The film was scored by 22-year-old David Murillo, a student at Berklee College of Music in Boston, who was handed the finished film and given 20 days to come up with the music.
Also scheduled to visit Vero for the film festival are major league pitcher-turned-physician Ron Taylor and his filmmaker sons, Drew Taylor and Matt Taylor.
“Ron Taylor: Dr. Baseball” is a 20-minute documentary about the 77-year-old Taylor, a two-time World Series-champion pitcher (for the St. Louis Cardinals in 1964 and the New York Mets in 1969), who after seeing war zone field hospitals on a USO tour of Vietnam, decided at age 35 to go to medical school. Taylor eventually became the team physician of the Toronto Blue Jays.
For the film, Taylor’s sons interviewed a number of prominent sports figures.
The Toronto-based Taylors will stay in the home of “a generous benefactor,” says Stewart.
Their company, Film House Inc., also made “Our Man in Tehran,” a 2013 full-length documentary that premiered at the Toronto International Film Festival, about a Canadian diplomat Ken Taylor and his role in the Iranian hostage crisis.
It won five Canadian Screen Awards in 2015 and multiple film festival awards before that.
Also in store for Vero is Véro – that’s with an accent, short for Véronique – Vanblaere, an artist and native of Belgium who moved to Birmingham, Alabama 20 years ago. Over a bottle of wine, Vanblaere teamed up with a filmmaker friend, Jen West, and animator Joe Walker to make “Bottomless,” a 2-minute animated short about adjusting from Northern Europe to the Deep South.

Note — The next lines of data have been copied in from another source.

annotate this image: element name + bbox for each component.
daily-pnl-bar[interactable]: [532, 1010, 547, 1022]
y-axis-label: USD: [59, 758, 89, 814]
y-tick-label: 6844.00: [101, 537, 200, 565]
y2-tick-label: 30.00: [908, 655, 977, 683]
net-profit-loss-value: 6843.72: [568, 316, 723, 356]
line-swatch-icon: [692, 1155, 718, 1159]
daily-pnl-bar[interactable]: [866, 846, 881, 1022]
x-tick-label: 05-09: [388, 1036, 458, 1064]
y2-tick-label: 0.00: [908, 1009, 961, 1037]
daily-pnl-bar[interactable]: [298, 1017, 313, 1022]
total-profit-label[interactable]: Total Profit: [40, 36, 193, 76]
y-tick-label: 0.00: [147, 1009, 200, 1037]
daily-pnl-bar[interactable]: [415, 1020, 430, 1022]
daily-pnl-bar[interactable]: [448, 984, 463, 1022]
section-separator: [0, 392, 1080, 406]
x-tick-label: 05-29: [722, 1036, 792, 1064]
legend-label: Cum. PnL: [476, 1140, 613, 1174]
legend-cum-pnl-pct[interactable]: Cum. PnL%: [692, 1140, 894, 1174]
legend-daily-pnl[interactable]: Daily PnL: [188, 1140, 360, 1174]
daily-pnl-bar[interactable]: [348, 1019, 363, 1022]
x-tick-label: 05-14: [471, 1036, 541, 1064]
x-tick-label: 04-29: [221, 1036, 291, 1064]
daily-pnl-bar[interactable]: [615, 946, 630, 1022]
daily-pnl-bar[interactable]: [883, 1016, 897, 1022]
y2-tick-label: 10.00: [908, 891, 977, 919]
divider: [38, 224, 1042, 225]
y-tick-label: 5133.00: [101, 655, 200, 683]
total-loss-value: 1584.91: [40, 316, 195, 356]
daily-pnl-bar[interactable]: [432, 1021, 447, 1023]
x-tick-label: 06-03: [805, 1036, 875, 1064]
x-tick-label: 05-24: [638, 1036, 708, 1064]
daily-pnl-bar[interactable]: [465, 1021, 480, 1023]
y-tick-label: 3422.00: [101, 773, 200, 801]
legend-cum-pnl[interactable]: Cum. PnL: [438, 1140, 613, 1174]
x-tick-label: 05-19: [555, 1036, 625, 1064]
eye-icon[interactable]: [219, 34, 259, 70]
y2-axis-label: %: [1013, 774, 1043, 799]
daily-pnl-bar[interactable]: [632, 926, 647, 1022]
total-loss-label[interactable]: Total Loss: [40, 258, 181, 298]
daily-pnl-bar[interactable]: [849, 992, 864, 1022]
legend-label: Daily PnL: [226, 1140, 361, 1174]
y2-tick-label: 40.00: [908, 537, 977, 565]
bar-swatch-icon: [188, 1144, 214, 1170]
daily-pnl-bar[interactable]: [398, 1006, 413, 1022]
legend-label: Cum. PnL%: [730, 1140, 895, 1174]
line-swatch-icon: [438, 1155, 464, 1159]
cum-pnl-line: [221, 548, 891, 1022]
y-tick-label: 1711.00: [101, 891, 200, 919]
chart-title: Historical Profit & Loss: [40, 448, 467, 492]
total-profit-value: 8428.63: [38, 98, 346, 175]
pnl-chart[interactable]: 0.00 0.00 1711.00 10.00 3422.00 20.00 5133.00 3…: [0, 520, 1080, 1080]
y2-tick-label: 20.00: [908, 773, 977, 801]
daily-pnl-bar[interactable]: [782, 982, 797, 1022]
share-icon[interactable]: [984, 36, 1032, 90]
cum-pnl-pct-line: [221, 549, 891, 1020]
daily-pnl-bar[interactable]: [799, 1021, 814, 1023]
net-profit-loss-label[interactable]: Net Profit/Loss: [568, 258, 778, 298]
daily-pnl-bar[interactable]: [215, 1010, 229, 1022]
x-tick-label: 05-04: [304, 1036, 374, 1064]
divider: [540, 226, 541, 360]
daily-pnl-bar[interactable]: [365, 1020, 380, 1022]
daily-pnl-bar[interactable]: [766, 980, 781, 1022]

The novice filmmakers were lucky enough to land a spot next month at the Cannes Emerging Filmmaker Showcase at the festival’s American Pavilion, and have crowd-sourced enough money to go themselves. Billed as a festival within the festival, the showcase, a juried competition, screens a dozen or so films to invited guests attending the Cannes Film Festival.
“She had already submitted to our festival when I saw her in Sonoma,” says Stewart. “When I told Véro she was selected for our festival, she said, ‘Oh my gosh, this is an amazing week. I’ve been accepted at the Vero Beach Wine and Film Festival – and Cannes.’
“I never expected to hear those two references in the same sentence,” adds Stewart.
The Vero Beach Wine and Film Festival runs June 9-12. Starting this week, passes to the event can be purchased through the Riverside Theatre box office, as well on the festival website.